After a few years of being asked to leave in the summer, I finally found a way in that only required that I keep the use of my light to a minimum. I was parking in a hayfield about a mile from the gate and walking in. By that time I knew exactly where the guard parked his vehicle and that he spent almost the entire night sitting in there listening to the radio. He wasn’t a bad guy, but he had a job to do and he could not be persuaded to look the other way. The only tenuous part of walking in was that I had to pass within 200 feet of his vehicle, but if I ducked into a driveway and walked a short distance behind a stone wall and some shrubs, he could not see me unless he was really focusing on that one area—he never saw me, not even once.
There were a few times though that his intuition seemed like it told him that someone had avoided detection and was out there exploiting the land and water he was there to ‘protect’. His downfall was that he seemed to be afraid of the dark; he NEVER shut his ginormous flashlight off. The jittering beam would precede his arrival by as much as five minutes, like a freight train rounding a bend on a moonless night. It never occurred to him to look on any of the rocks out in the water, and I’m sure training his eyes on that glowing beam killed his night vision anyway, so he never made me—again, not even once.
One summer night I was in there, hitting all of my usual spots, slinging eels—near perfect conditions, I’d only have wished for more wave action. I was on a short boulder that jutted out from the gravel beach when I saw the beam, waving like a lightsaber, 20 feet over my head on the bluff. I wasn’t worried, but I moved to a lower spot to make the most of the height of the boulder behind me. He walked down from the bluff and looked around for 10 minutes, I kept casting while he stumbled and searched just 25 yards behind me. He climbed back up and disappeared. I moved down the beach, further from where his car was parked and resumed my nightly ritual.

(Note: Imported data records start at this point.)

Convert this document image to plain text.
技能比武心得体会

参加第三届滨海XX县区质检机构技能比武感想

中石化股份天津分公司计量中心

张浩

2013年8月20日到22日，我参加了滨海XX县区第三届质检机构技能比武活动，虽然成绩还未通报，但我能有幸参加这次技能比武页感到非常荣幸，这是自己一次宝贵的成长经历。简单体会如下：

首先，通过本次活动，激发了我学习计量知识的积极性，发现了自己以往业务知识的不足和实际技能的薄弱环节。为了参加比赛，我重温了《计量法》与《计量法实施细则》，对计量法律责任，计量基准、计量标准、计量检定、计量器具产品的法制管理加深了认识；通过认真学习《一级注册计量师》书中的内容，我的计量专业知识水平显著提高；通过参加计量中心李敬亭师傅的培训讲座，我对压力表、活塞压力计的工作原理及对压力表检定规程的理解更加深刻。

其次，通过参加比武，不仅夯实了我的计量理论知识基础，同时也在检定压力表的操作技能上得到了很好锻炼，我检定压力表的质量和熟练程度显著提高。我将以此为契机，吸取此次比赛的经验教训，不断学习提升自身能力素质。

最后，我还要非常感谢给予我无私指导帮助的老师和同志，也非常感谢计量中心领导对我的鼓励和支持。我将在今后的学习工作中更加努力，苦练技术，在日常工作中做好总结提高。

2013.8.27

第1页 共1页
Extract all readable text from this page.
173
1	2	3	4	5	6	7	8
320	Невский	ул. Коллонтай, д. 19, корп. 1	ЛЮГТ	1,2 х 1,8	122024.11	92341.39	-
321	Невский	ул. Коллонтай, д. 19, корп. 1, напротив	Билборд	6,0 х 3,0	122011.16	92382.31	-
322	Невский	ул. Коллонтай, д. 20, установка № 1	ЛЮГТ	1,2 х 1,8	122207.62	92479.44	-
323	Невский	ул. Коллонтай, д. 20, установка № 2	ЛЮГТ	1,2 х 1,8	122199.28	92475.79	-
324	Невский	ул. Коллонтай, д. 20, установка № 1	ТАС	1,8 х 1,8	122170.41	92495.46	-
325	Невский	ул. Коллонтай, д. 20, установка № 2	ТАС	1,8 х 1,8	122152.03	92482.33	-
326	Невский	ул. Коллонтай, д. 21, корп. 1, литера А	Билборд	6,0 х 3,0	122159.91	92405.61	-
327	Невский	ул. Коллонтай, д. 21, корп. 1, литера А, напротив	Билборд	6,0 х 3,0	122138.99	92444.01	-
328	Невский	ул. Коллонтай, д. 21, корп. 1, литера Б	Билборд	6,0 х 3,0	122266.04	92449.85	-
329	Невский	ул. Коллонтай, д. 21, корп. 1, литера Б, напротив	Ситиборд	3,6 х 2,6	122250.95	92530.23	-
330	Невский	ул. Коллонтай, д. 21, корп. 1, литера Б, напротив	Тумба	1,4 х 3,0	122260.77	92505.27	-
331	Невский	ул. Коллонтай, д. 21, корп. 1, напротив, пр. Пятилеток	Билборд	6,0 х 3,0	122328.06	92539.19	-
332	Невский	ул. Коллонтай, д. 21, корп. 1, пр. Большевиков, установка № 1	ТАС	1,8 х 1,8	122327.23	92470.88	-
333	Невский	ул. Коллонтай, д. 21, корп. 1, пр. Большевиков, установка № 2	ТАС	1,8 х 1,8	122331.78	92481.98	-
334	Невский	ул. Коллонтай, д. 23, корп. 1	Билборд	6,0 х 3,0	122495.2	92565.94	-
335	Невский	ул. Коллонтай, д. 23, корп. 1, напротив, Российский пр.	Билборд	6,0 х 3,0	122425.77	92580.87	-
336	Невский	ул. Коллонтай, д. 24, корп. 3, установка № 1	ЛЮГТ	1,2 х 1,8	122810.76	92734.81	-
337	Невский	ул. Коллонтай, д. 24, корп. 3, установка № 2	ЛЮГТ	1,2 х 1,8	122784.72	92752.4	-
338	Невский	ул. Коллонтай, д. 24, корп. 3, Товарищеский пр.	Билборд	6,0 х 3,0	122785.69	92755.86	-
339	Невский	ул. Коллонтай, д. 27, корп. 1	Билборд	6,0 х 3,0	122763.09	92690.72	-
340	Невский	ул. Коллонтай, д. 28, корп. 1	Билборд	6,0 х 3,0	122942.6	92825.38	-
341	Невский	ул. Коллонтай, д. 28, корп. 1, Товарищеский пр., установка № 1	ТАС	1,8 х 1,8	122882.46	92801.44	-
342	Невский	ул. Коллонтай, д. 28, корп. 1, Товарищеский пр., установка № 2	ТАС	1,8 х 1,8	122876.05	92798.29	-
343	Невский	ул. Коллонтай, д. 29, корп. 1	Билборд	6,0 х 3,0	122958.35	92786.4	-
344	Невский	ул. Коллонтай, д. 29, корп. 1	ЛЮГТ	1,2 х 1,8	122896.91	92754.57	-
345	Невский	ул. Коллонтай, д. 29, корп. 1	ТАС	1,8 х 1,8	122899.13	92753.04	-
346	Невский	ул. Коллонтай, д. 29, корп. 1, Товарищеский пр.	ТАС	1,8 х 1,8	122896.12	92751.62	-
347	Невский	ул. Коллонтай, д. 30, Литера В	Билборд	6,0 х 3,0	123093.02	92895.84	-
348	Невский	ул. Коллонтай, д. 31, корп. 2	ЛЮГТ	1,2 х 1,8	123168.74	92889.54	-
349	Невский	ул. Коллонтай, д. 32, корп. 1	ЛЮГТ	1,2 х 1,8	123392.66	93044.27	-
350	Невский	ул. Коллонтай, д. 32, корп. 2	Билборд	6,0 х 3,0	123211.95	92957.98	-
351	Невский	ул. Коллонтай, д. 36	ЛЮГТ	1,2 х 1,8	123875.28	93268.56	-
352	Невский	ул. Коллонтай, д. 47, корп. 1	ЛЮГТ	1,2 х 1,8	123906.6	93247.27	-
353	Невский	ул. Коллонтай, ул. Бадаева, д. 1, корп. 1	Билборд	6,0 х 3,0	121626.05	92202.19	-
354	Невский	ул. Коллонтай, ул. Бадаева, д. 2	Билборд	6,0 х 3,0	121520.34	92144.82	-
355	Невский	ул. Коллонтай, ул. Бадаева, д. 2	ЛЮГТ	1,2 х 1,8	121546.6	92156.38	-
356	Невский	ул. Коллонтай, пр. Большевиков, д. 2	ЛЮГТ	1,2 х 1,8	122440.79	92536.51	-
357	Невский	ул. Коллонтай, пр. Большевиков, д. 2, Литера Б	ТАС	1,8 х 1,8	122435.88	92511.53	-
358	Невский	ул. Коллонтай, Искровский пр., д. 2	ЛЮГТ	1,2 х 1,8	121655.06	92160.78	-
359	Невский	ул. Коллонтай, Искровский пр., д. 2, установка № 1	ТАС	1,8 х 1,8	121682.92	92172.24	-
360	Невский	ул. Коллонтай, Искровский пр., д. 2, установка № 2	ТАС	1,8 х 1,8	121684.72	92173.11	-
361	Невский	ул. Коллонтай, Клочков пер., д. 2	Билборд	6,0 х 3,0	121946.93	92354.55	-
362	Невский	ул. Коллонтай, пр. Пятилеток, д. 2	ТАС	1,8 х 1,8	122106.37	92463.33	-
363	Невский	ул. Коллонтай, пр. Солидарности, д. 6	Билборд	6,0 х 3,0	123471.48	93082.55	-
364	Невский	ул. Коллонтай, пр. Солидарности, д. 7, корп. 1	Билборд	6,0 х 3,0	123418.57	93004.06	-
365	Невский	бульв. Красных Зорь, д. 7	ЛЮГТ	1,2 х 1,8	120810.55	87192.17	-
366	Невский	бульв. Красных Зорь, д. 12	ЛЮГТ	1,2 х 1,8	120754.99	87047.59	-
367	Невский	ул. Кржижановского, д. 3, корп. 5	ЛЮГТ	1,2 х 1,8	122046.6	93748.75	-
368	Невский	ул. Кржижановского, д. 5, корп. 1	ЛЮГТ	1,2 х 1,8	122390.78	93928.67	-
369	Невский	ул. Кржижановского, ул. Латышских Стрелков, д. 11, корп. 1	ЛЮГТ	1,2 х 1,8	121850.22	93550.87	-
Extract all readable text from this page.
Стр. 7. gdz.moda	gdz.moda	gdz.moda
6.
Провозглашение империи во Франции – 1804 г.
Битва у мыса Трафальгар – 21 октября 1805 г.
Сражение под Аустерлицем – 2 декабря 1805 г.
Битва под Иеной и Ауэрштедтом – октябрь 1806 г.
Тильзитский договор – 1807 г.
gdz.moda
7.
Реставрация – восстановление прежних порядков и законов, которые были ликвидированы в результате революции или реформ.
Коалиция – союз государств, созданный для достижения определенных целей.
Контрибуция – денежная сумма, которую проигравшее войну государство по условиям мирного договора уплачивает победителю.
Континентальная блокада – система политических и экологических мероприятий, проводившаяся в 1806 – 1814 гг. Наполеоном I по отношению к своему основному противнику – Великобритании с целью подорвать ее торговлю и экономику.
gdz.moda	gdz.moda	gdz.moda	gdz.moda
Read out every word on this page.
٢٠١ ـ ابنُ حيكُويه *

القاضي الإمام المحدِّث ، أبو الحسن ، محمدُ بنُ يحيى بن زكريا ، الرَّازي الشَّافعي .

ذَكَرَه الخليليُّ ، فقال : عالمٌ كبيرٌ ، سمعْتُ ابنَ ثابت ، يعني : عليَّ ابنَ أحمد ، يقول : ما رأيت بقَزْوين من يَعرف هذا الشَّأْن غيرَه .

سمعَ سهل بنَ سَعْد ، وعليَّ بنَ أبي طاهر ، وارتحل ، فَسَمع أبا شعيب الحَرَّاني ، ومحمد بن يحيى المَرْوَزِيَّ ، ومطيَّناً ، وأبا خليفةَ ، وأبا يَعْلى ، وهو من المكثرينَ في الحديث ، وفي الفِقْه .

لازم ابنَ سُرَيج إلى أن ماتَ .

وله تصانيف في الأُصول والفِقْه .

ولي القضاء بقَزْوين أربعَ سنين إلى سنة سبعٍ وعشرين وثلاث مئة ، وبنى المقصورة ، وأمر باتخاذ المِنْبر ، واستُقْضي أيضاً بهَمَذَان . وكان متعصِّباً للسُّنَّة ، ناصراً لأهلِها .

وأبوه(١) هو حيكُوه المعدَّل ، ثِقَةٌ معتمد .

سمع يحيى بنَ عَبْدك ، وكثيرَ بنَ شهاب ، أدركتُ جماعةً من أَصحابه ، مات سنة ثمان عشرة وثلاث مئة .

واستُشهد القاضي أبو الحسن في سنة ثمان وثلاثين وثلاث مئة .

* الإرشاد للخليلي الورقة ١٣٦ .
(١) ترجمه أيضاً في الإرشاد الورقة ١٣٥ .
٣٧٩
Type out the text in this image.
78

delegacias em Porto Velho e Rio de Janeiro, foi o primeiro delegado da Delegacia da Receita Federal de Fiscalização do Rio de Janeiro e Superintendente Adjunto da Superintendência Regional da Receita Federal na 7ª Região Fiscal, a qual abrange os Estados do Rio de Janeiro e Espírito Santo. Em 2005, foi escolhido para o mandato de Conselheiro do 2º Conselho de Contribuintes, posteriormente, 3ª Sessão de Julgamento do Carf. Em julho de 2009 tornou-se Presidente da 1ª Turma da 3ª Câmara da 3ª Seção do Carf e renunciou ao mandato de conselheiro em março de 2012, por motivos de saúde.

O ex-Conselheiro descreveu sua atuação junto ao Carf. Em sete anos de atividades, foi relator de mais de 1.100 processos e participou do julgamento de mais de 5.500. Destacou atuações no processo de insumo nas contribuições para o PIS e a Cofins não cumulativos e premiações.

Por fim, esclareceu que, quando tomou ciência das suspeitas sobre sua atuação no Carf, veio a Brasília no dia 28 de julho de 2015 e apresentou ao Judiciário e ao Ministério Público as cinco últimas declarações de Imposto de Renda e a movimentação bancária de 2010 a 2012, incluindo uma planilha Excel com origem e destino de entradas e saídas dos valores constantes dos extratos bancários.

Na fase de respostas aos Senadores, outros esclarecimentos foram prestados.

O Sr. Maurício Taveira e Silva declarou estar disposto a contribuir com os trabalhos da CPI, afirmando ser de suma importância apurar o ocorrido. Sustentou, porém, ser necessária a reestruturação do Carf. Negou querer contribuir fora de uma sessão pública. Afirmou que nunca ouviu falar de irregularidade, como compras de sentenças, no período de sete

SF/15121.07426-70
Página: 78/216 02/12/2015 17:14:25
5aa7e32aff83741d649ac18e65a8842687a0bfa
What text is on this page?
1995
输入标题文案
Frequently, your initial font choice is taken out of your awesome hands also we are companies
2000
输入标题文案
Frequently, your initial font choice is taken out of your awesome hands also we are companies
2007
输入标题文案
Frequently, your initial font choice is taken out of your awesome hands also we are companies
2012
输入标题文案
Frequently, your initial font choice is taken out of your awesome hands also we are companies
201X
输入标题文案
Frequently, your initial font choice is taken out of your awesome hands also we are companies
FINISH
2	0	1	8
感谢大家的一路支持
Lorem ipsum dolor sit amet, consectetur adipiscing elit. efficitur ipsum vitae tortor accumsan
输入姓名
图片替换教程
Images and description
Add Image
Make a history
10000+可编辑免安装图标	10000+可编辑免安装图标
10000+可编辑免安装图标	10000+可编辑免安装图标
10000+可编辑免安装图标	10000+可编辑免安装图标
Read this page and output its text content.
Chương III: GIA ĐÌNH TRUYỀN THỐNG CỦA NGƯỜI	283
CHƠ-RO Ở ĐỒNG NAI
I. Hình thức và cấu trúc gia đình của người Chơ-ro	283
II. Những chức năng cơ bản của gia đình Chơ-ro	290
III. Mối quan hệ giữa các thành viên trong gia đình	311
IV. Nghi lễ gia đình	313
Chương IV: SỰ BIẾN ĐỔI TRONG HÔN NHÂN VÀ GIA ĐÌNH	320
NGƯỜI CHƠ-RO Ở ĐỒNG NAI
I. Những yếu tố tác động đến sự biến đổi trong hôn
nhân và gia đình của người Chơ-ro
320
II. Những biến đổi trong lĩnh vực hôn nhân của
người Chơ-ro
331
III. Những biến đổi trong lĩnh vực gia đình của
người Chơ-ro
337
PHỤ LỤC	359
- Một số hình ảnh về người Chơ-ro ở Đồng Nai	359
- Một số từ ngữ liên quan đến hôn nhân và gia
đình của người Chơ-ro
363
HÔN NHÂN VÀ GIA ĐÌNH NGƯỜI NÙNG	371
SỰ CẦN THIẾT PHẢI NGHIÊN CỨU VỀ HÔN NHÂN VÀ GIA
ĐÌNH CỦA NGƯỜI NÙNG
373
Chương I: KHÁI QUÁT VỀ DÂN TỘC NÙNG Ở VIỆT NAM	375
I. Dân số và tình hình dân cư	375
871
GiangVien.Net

The fishing was just not coming together, and Mr. Rent-A-Cop was really testing his training. He showed up again, right behind me… it was a dark—no moon—he didn’t see me. The lack of fish was bothering me, half of me wanted to leave but the other half wanted to take on the challenge of salvaging the night. Ultimately, I came to the conclusion that I couldn’t risk walking back down the road because Chief Wiggam was on the prowl, so I decided to fish my way down the mile of shoreline that lead back to the field where I had parked.
It should come as no surprise that my decision yielded zero fish and zero hits. As I stood at the shore, making my final casts, I hoped that I had lined myself up in a way that would offer a direct route to the car. I climbed the steep embankment and saw that I was roughly in the right spot, but that a thick patch of bramble and briars separated the shoreline from the field. Looking left, I saw that there was a long section of mowed grass leading from the water to a large house up near the road.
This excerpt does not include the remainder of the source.